During World War II, Carlyle B. Haynes, the head of the Adventist War Service Commission, distinguished conscientious cooperation from both regular participation in war and conscientious objection. As Francis D. Nichol wrote in The Wartime Contribution of Seventh-day Adventists, church members sought a way to serve without engaging in bloodshed. Donning the uniform, he asserted, did not make Adventists complicit in killing because their individual actions as noncombatants were separate from the machinery of battle.

American Adventists thus modeled conscientious cooperation with the federal government. And their experience offers a path forward in contemporary debates over conscientious objection in healthcare.

What the Adventist experience shows is, contra the claims of the petitioners in Zubik, conscientious cooperation is both viable and necessary in a pluralistic society. While conscientious collaboration may not be a formal legal status, it is a theological practice. It distinguishes regulatory compliance from complicity, as the Adventist interaction with the military demonstrates.

Conscientious cooperation recognizes that acts of conscience are not always cost-free. But neither is categorical separation from theologically abhorrent practices necessary: the Adventist Army medic treated the combatant soldier.

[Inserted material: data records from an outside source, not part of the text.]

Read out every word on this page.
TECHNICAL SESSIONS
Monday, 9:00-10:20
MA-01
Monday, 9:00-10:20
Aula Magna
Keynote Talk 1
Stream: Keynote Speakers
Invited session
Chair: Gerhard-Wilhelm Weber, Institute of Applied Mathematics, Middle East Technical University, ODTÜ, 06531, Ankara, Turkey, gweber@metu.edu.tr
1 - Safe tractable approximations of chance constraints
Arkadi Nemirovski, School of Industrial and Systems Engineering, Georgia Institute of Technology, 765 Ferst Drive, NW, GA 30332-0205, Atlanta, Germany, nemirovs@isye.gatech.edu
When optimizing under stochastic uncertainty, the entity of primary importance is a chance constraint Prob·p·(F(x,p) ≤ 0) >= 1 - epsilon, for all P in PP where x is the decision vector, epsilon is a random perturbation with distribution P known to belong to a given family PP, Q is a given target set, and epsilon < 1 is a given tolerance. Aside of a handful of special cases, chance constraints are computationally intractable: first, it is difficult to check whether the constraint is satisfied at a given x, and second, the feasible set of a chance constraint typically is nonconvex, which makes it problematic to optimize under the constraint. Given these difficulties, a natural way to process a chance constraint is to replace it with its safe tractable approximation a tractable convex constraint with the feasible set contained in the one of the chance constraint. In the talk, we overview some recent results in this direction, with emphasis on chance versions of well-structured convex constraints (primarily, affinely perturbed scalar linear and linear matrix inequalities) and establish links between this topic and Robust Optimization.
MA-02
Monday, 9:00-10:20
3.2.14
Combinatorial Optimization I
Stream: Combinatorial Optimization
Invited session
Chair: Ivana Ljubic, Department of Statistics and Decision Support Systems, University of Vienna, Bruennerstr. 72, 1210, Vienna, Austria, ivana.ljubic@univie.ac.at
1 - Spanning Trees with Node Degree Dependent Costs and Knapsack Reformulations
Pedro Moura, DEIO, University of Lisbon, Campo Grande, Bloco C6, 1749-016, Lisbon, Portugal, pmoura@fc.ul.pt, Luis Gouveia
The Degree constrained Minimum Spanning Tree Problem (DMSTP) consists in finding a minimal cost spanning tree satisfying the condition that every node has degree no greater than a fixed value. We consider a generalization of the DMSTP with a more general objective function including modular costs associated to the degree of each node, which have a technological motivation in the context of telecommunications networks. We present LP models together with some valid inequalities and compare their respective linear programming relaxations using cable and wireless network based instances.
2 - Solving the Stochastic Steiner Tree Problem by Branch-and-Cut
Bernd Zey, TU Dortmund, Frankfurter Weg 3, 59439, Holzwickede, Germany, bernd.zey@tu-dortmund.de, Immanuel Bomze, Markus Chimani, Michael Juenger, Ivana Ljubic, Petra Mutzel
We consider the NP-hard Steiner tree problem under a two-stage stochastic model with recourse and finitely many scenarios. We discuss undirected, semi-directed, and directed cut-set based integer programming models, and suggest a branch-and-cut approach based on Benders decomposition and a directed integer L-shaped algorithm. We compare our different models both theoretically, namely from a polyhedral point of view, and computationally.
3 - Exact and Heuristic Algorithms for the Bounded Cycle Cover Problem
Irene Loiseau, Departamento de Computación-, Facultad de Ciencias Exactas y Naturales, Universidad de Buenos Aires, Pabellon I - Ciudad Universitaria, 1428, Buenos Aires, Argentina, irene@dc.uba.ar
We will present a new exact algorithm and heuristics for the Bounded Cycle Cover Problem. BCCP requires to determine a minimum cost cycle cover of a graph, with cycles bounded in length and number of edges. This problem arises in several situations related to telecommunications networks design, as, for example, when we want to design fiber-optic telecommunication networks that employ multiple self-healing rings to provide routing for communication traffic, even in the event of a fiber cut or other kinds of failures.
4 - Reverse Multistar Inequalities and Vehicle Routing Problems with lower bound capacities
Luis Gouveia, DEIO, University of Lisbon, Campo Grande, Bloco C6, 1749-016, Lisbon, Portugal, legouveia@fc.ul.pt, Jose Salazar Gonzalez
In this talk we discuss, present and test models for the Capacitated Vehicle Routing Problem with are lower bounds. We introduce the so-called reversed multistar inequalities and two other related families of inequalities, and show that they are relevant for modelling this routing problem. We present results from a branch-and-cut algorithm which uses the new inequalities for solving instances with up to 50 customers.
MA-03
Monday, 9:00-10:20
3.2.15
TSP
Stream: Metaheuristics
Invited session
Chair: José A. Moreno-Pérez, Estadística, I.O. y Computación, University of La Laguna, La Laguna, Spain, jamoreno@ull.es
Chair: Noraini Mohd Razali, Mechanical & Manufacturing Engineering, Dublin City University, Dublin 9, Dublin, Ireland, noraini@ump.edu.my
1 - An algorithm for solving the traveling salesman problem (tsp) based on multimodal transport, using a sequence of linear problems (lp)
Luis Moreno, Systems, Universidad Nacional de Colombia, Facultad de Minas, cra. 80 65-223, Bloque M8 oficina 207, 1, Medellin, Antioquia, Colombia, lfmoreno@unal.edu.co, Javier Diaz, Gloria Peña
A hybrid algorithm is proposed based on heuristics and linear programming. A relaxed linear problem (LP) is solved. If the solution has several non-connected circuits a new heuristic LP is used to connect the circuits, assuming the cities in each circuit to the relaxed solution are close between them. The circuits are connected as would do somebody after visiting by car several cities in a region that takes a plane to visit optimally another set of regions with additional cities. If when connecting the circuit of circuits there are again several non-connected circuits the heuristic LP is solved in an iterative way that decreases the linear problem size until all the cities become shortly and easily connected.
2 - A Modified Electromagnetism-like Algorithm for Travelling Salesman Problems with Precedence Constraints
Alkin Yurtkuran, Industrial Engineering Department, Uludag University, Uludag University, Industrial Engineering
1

The Navy did not "hijack" the Adventist corpsman's medical training when instructing him to care for wounded sailors, and the Adventist did not refuse to bandage gunshot wounds on the grounds that a conscript of a different faith followed a different belief system that permitted the use of weapons.

The very procedure being litigated in Zubik is the accommodation that enables religious non-profits to extricate themselves from funding and distributing contraception. Conscientious involvement in the healthcare system in accordance with federal regulations does not mean furnishing contraception; it means recognizing and allowing a larger structure that enables others, namely the government and third-party insurers, to supply contraception. It is possible, in other words, to be associated with a system without directly contravening one's faith, without building obstacles for others, and without bringing down the system (a credible threat, given Congressional gridlock).

Inconveniently for Clement, the Adventist "conscientious cooperation" approach to military service offers a historical precedent of religions working within, not undermining, a regulatory system that challenges their creed. Conscientious cooperation allows religious organizations to express their faith, live their ethical imperatives, and participate in a system without approving of every dimension of the system.

Just as Adventists enlisted as medics rather than fired the weapons of infantrymen, so too is it possible for religious non-profits to avoid directly distributing contraception while signing a form that allows others to do so. It is comparable to conscientiously serving as noncombatants while letting others carry the burden of ammunition, bombs, and missiles. Indeed, Adventists' conscientious cooperation meant living in an environment rife with arms; the singular--or even yearly--need to ink a signature on a form is, in contrast, a rather muted mode of cooperation.

Thus if, as Clement argued, "the government insists that they be a conscientious collaborator," he is not wrong. But neither is the government wrong to insist that conscientious collaboration is real, historical, tenable, and right.